Re: [Haskell-cafe] puzzling memory leak? (GHC)
On Oct 9, 2005, at 11:32 PM, Ben Lippmeier wrote: This sounds like a text-book space-leak caused by lazy evaluation. In a lazy language, function evaluation is driven by the need to perform IO. Because the first version of your program never prints the parsed structure, the parser doesn't completely parse it. This implies that the system needs to hang onto all the input data (as well as all the partially evaluated calls to the parser) incase it needs it later on. I naively believed (or hoped) that, so long as I the programmer took some care, the evaluator would be smart enough to discard unaccessed computations and values and thus avoid a space leak. Hence the thing I worried about was explicit references to data structures (say, the head of very long lists) that prevent objects from being reclaimed. Now it seems I need to also worry about the hidden aspects of the internal implementation of lazy evaluation. What intuition should be my guide about the proper way of employing lazy evaluation? It's not yet clear to me what you mean by the system needs to hang onto all the input data It seems counterintuitive for the evaluator to hang onto partially evaluated functions and input data when it can be proven (through static analysis) that references to that data can no longer exist in the remainder of the program execution; for example, consider case head $ drop 50 $ parseArts ... of Right x - hPutArts stderr x in which the first 500,000 elements in the result of parseArts can't ever be referenced after 'drop' executes, and yet the space leak still happens (presumably while trying to skip over those 500,000 elements). Have I understood you correctly that this is the unfortunate behavior of lazy evaluation? The default string representation is Haskell is pretty abysmal, and having it use hundreds of megs to represent, say a 10 meg file is not too surprising. Each file I process is 70MB, so inefficient representation could be a problem if input data is buffered. My advice is that if you don't want to fool around with it, just swallow hard, then change fixArts to do a hPutArts to /dev/null. Either that or 1) go read about the DeepSeq library. 2) add strictness annotations to your structure definition. Thanks for the advice; I'll look into both. --Young ___ Haskell-Cafe mailing list Haskell-Cafe@haskell.org http://www.haskell.org/mailman/listinfo/haskell-cafe
RE: [Haskell-cafe] puzzling memory leak? (GHC)
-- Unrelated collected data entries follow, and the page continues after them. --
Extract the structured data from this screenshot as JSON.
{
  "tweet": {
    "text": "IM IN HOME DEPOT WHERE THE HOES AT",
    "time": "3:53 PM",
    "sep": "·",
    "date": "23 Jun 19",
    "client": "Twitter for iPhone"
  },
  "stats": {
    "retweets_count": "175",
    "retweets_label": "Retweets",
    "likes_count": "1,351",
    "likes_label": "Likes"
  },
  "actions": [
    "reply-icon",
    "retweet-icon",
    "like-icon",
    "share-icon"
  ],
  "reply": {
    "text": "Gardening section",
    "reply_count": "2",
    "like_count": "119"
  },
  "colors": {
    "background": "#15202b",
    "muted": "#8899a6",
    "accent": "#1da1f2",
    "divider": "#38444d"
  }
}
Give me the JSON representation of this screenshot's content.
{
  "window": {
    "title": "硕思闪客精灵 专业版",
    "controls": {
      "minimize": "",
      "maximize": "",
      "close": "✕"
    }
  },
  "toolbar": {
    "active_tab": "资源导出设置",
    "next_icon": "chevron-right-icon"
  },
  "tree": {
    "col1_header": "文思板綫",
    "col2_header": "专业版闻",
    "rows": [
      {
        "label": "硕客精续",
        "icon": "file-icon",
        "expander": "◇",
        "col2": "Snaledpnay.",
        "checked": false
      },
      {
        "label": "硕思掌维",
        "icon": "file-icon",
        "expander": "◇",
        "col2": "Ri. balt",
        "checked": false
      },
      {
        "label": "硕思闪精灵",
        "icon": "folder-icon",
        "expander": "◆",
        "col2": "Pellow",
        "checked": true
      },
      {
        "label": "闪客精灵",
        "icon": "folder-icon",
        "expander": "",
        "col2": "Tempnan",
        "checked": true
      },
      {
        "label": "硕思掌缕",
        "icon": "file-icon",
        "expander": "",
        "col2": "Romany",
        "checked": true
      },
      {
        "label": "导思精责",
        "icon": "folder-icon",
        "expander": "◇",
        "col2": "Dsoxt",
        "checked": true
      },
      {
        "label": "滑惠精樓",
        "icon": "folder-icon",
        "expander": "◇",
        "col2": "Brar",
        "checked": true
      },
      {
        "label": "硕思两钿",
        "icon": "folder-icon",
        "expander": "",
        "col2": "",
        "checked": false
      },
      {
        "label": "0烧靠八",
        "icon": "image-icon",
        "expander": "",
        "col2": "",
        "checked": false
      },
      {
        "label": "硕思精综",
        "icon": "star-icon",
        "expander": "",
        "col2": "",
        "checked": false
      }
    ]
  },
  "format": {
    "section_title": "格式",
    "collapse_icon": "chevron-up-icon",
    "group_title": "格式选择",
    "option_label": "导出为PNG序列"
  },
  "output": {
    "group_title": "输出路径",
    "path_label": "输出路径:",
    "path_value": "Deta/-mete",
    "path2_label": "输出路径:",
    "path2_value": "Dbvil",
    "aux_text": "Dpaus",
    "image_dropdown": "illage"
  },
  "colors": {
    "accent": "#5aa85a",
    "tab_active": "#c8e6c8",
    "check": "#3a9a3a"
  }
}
On 11 October 2005 07:34, Young Hyun wrote: What intuition should be my guide about the proper way of employing lazy evaluation? It's not yet clear to me what you mean by the system needs to hang onto all the input data It seems counterintuitive for the evaluator to hang onto partially evaluated functions and input data when it can be proven (through static analysis) that references to that data can no longer exist in the remainder of the program execution; for example, consider case head $ drop 50 $ parseArts ... of Right x - hPutArts stderr x This example should not have a space leak (try it). Space leaks arise when large unevaluated expressions build up, or there are unevaluated expressions that refer to large amounts of data. The solution is usually to insert some strictness, to force evaluation of the offending expressions, assuming the evaluated representation is smaller than the unevaluated one. I suggest you try out space profiling (with GHC or nhc98), and try various modifications to your code to get a handle on what's happening. It's hard to tell exactly where the space leak is in your original code, because it depends on the actual definition of parseArts. Ben's analysis is definitely plausible. Take a look at the code and ask yourself: does each element of the list refer to previous elements, or to an expression accumulated while traversing the list? If this is the case, and you never actually evaluate the head of the list, then the entire list will be retained. A good way to begin to understand space leaks is to study foldl (see many previous threads on this list). Cheers, Simon ___ Haskell-Cafe mailing list Haskell-Cafe@haskell.org http://www.haskell.org/mailman/listinfo/haskell-cafe
Re: [Haskell-cafe] puzzling memory leak? (GHC)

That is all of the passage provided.